A new study shows a troubling reversal of fortunes in many middle-class Black neighborhoods.

A study by Center for Community Progress senior fellow Alan Mallach found alarming rates of decline in the economic growth of Black middle-class neighborhoods in six U.S. cities. As Alan Greenblatt reports in Governing, "Mallach examined more than 300 neighborhoods – all with healthy median incomes in 2000 – and found that a large majority had slipped into poverty by 2018. Fortunes improved in only a handful of neighborhoods; gentrification was barely a factor. In nearly all the neighborhoods, homeownership was down, while vacancy and poverty rates were up."
This troubling trend, writes Greenblatt, has created what Mallach calls "a crisis of non-replacement" that "leads, almost inevitably, to a vicious cycle, sending those neighborhoods into further decline." For better or worse, writes Greenblatt, "the ZIP codes where people grow up determine their trajectory throughout their entire lives," yet Black neighborhoods continue to face discrimination in real estate and public investment. "Homes in predominantly Black neighborhoods are undervalued by $156 billion nationwide, according to the Brookings Institution."
But historically racist policies don't tell the whole story, writes Greenblatt. "Something new has occurred over the past 20 years to drive once-stable neighborhoods into poverty." According to Mallach's study, "[i]n cities where white middle neighborhoods declined, Black neighborhoods declined more.
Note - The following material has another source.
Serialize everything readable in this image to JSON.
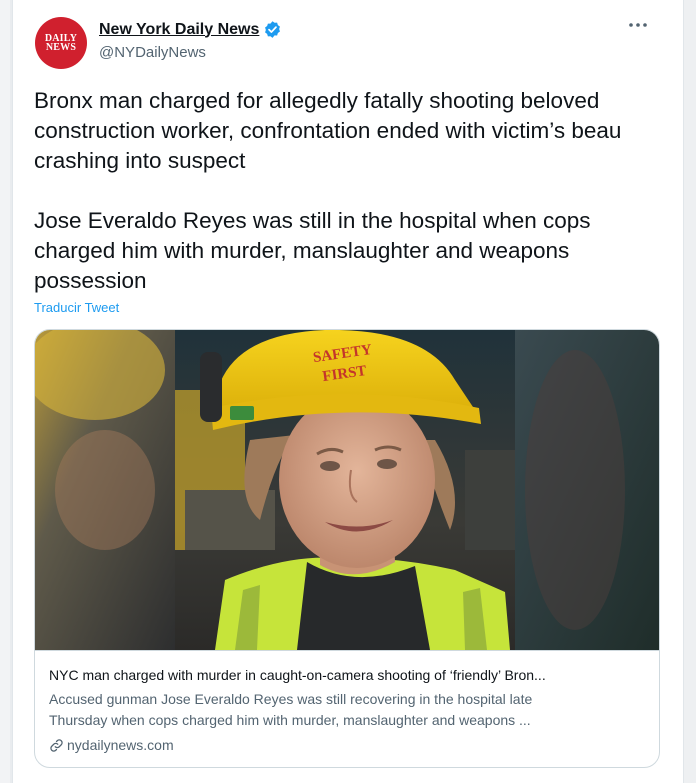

Where white neighborhoods prospered, Black neighborhoods did not share in that prosperity." Greenblatt points to deindustrialization, high unemployment rates, and predatory lending as contributing factors to the decline that occurred in the last two decades.
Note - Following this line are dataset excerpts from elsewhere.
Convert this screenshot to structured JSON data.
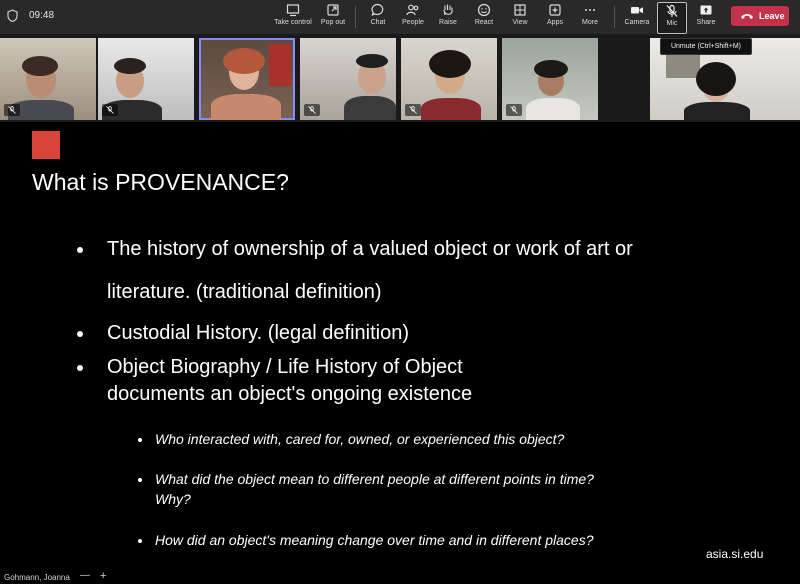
{
  "app": {
    "time": "09:48",
    "toolbar": {
      "take_control": "Take control",
      "pop_out": "Pop out",
      "chat": "Chat",
      "people": "People",
      "raise": "Raise",
      "react": "React",
      "view": "View",
      "apps": "Apps",
      "more": "More",
      "camera": "Camera",
      "mic": "Mic",
      "share": "Share",
      "leave": "Leave"
    },
    "tooltip": "Unmute (Ctrl+Shift+M)",
    "leave_color": "#c4314b",
    "speaking_outline": "#8b8cf0"
  },
  "participants": [
    {
      "id": "p1",
      "muted": true
    },
    {
      "id": "p2",
      "muted": true
    },
    {
      "id": "p3",
      "muted": false,
      "speaking": true
    },
    {
      "id": "p4",
      "muted": true
    },
    {
      "id": "p5",
      "muted": true
    },
    {
      "id": "p6",
      "muted": true
    },
    {
      "id": "p7",
      "muted": false
    }
  ],
  "slide": {
    "accent": "#d9443a",
    "title": "What is PROVENANCE?",
    "bullets": [
      {
        "line1": "The history of  ownership of a valued object or work of art or",
        "line2": "literature. (traditional definition)"
      },
      {
        "line1": "Custodial History. (legal definition)"
      },
      {
        "line1": "Object Biography / Life History of Object",
        "line2": "documents an object's ongoing existence"
      }
    ],
    "sub_bullets": [
      {
        "line1": "Who interacted with, cared for,  owned, or experienced this object?"
      },
      {
        "line1": "What did the object mean to different people at different points in time?",
        "line2": "Why?"
      },
      {
        "line1": "How did an object's meaning change over time and in different places?"
      }
    ],
    "site": "asia.si.edu"
  },
  "presenter": {
    "name": "Gohmann, Joanna",
    "zoom_out": "—",
    "zoom_in": "+"
  }
}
Two bills now in Congress, the Restoring Communities Left Behind Act and the Neighborhood Homes Investment Act, would create a new grant program and a tax credit aimed at supporting more affordable housing and stabilizing neighborhoods. "There’s no single solution that will work for every struggling neighborhood," writes Greenblatt. "Few will pursue the exact same formula for sprucing up and marketing areas that are on the cusp between growth and decline. But seemingly simple steps can pay major dividends over time, making neighborhoods healthier for residents and more appealing to newcomers."